Love and Forgiveness

When I was still a child, I took piano lessons from this teacher, who is a daughter of my mom’s friend. Every weekend, I dreaded to go to class. Not only because I lacked practice or rather not talented at all, I simply couldn’t tolerate the way she always shouting at her fragile grandmother. Heck! She treated Freeway, the dog even better!

I went home and complained to my mother on how my piano teacher shouted at her old grandmother. Whenever I was waiting for my sister’s turn at the piano, I would try to make small talk with the grandmother. I think she’s already senile. She would look at me with her cataract infested eyes and smiled. But I could see her eyes were sad and bewildered.
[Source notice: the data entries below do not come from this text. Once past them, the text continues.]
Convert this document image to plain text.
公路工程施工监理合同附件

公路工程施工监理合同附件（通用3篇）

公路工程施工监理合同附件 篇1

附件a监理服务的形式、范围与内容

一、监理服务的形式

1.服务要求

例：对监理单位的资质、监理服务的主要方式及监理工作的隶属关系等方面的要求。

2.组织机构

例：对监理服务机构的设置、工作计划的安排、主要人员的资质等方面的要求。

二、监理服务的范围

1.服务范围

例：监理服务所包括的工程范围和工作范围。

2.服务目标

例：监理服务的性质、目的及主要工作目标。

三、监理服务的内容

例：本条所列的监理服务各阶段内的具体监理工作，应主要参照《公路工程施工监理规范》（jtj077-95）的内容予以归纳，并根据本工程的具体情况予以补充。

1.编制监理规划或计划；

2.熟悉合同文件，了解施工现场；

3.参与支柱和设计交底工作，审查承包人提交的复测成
My mom told me a story. When the grandmother was younger, my mom’s friend married her son. This younger grandmother then gave her new daughter in law hell. She would beat her with a mop or broom for no apparent reason. After the daughter in law gave birth to her children, her children grew up seeing their mother beaten by this grandmother. So, it’s understood that, the children do not feel any love for the grandmother.

My mom also told me about her younger days. When she was living with her siblings in her aunt’s coffee shop, her aunt too likes to nag a lot. They were given nothing more than plain porridge to eat while the aunt’s children feast on fishes and meat. The aunt didn’t treat them all that well even when my mom and her sisters were always at their best behavior. They helped around the house and stayed out of trouble. But that didn’t even win approval from this aunt. Since my grandfather (brother to this aunt) was too lazy for his own good, this aunt forced him to sign off his rights to the coffee shop and left him penniless. His family was forced to move out and fend for themselves.

When my mom and her siblings became adults and bought their first home, they invited the aunt to stay over. They still treated her with so much respect that, the aunt felt so bad for treating them badly when they were children. They even invited her to our home in KL for holidays.

Our grandaunt was remorse to the core in the way she treated my mother and her sisters when they were young. She kept asking herself, why was she ill-treating my mom and sisters when they didn’t do anything wrong. In fact, they were so good and lovely, and helped around the house. My mom and aunts assured her that, all things had happened in the past should remain in the past. There is no point bringing it up again. All is forgiven. What’s more important is make things right now and look to the future.

When my grandaunt passed on, she was forgiven and learn to forgive herself. She left the world with no regrets.

“Sincere forgiveness isn’t colored with expectations that the other person apologize or change. Don’t worry whether or not they finally understand you. Love them and release them. Life feeds back truth to people in its own way and time.” Sara Paddison.

It was always good to see such love and forgiveness within the family.